Un projet très médiatisé de Lego visant à améliorer le « développement durable » en mettant fin à l’utilisation des plastiques à base de pétrole pour la production de ses célèbres briques de construction a été abandonné, vient d’annoncer la société danoise, après que celle-ci a calculé que la production du nouveau matériau proposé entraînait des émissions de carbone plus élevées. La brique « écolo » prototype, que Lego avait choisie en 2021 pour répondre aux critères de l’écologiquement correct, était fabriquée en polyéthylène téréphtalate recyclé (rPET), dérivé de bouteilles en plastique recyclées. Ce matériau était censé remplacer l’acrylonitrile butadiène styrène (ABS) à base de pétrole, obtenu grâce à un procédé qui utilise actuellement environ 2 kg de pétrole pour produire 1 kg de plastique.
Lego a constaté que le remplacement de l’ABS par le rPET aurait entraîné une augmentation des émissions de carbone au cours de la durée de vie du produit. Quoi qu’on pense de ce critère, c’est celui brandi par les alarmistes du climat, et c’est celui retenu par Lego pour dire : « Pour augmenter la production [de PET recyclé], le niveau de perturbation de l’environnement de fabrication était tel que nous devions tout changer dans nos usines. Après tout cela, l’empreinte carbone aurait été plus élevée. C’était décevant. »
Lego n’a pas trouvé mieux que le pétrole
C’est ce qu’a déclaré Niels Christiansen, directeur général de Lego, au Financial Times.
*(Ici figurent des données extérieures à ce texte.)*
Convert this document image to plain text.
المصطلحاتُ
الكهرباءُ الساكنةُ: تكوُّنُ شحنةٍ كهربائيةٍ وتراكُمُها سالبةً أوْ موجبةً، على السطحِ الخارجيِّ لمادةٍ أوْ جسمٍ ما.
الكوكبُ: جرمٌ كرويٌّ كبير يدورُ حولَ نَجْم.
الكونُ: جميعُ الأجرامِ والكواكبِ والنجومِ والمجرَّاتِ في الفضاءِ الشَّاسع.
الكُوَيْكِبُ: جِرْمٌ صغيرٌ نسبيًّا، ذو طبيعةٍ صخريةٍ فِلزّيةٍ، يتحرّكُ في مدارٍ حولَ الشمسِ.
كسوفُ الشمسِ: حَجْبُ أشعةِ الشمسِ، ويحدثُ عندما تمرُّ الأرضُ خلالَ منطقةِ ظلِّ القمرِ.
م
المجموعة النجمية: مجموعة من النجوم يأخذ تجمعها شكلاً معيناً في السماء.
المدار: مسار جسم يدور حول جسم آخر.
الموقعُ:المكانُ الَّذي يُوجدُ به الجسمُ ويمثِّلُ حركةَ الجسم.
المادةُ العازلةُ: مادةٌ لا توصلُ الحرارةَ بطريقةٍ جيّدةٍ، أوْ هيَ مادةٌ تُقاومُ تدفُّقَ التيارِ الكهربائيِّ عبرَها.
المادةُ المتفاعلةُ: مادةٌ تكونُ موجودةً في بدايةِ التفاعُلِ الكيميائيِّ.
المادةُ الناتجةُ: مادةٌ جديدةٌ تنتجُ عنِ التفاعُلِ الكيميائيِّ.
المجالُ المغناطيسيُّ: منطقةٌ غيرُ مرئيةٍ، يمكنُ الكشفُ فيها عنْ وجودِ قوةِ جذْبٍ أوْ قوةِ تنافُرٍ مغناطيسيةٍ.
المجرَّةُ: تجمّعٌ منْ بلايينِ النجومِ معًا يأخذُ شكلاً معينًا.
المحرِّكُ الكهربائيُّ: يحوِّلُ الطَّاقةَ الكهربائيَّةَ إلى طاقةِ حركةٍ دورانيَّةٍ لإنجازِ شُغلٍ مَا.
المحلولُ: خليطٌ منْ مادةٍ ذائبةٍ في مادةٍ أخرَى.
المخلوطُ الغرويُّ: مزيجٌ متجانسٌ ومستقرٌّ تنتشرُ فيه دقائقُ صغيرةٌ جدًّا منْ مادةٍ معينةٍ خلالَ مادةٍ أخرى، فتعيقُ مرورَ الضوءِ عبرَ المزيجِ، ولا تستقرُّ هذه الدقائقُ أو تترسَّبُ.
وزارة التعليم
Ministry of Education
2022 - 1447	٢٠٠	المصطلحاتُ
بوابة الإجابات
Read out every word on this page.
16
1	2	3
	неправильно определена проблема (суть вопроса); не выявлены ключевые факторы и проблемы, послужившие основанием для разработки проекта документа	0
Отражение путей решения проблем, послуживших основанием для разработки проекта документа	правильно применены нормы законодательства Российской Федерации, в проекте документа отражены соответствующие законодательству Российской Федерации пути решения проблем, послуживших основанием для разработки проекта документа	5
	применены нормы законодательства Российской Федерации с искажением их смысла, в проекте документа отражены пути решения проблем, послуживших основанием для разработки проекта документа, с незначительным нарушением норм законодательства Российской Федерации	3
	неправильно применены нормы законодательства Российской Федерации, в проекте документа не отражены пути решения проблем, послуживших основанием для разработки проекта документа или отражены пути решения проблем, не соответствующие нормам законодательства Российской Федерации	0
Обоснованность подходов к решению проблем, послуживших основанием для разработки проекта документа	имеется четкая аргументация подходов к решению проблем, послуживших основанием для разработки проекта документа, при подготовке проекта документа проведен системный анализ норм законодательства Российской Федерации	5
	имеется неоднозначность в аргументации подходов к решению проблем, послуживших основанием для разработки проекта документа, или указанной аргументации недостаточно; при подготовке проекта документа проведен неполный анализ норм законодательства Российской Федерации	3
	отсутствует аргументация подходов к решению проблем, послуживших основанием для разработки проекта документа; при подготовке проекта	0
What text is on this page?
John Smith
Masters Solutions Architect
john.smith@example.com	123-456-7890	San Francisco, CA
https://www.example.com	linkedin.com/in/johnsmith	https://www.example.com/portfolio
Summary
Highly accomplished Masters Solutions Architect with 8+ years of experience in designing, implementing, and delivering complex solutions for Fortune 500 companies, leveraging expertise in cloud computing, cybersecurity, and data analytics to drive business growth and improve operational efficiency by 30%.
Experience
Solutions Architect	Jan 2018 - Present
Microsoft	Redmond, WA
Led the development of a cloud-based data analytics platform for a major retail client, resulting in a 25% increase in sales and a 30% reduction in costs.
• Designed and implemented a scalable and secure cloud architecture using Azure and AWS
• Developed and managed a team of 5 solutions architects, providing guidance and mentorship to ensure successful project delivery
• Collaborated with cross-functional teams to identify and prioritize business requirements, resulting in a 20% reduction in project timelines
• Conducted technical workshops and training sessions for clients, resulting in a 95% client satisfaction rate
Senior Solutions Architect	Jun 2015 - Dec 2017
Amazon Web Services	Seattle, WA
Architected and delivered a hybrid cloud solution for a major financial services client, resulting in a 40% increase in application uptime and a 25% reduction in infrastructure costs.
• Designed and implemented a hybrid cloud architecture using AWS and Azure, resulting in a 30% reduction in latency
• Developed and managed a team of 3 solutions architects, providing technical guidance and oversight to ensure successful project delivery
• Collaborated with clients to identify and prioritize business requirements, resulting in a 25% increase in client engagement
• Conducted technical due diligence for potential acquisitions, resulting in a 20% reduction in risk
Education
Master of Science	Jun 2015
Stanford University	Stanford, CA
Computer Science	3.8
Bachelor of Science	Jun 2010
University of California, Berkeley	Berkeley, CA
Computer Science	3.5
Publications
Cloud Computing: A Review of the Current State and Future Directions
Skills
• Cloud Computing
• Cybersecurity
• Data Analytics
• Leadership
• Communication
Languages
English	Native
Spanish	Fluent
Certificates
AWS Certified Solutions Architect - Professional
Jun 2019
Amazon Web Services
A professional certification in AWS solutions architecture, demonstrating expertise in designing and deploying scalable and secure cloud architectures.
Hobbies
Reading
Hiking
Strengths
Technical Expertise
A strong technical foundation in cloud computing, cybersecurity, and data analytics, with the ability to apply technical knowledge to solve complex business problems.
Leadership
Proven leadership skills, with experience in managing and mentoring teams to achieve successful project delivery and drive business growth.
Il a précisé que Lego a « testé des centaines et des centaines de matériaux ». Mais comme les lessives écolo qui ne lavent plus blanc, les pailles en carton qui gâchent le goût des boissons et les assiettes jetables qui laissent passer les sauces, les briques « écoresponsables » ne résistent pas à la comparaison avec leurs cousins « fossiles ».
L’ABS permet en effet aux briques Lego de s’assembler et de se séparer tout en conservant leur forme. Malgré l’objectif du fabricant de jouets d’éliminer les plastiques à base de pétrole dans ses jeux d’ici 2030, trouver une alternative durable s’est avéré être un défi difficile à relever. En 2018, l’entreprise a remplacé le polyéthylène à base de pétrole par un plastique d’origine végétale dans une vingtaine de pièces, mais cette solution n’a pas été adoptée pour la majorité des jeux. Comprenez : la qualité des briques pâtissait.
A propos de l’abandon du plan rPET, Tim Brooks, vice-président de Lego chargé du développement durable, a déclaré au Financial Times : « C’est comme essayer de fabriquer un vélo en bois plutôt qu’en acier. »
Les briques écolo, une addition salée pour un résultat discutable
Les efforts de Lego pour utiliser du plastique recyclé ont évidemment entraîné des investissements : à l’automne 2020, on apprenait que le fabriquant de jouets avait prévu d’investir 400 millions de dollars non seulement pour revoir ses emballages et en éliminer le plastique à usage unique, mais aussi et surtout pour réaliser les jouets eux-mêmes en biopolyéthylène recyclable, à partir de fibres de canne à sucre.
Une étude de l’université de Plymouth en Angleterre affirmait en mars 2020 que les célèbres briques multicolores peuvent « survivre » jusqu’à 1.300 ans dans l’océan sans se dégrader. Pourtant, les Lego passent de génération en génération et seuls 4 % sont jetés ou abandonnés dans la nature.
Lego a même mis en place en Amérique du Nord un programme de récupération gratuite des petites briques, « Replay », que la société trie et offre ensuite à des associations qui s’occupent de familles dans le besoin.
Pourquoi donc s’énerver ? Parce que l’air du temps l’exige. Les réalités s’imposent pourtant parfois, surtout quand le consommateur a (encore) la liberté de choix.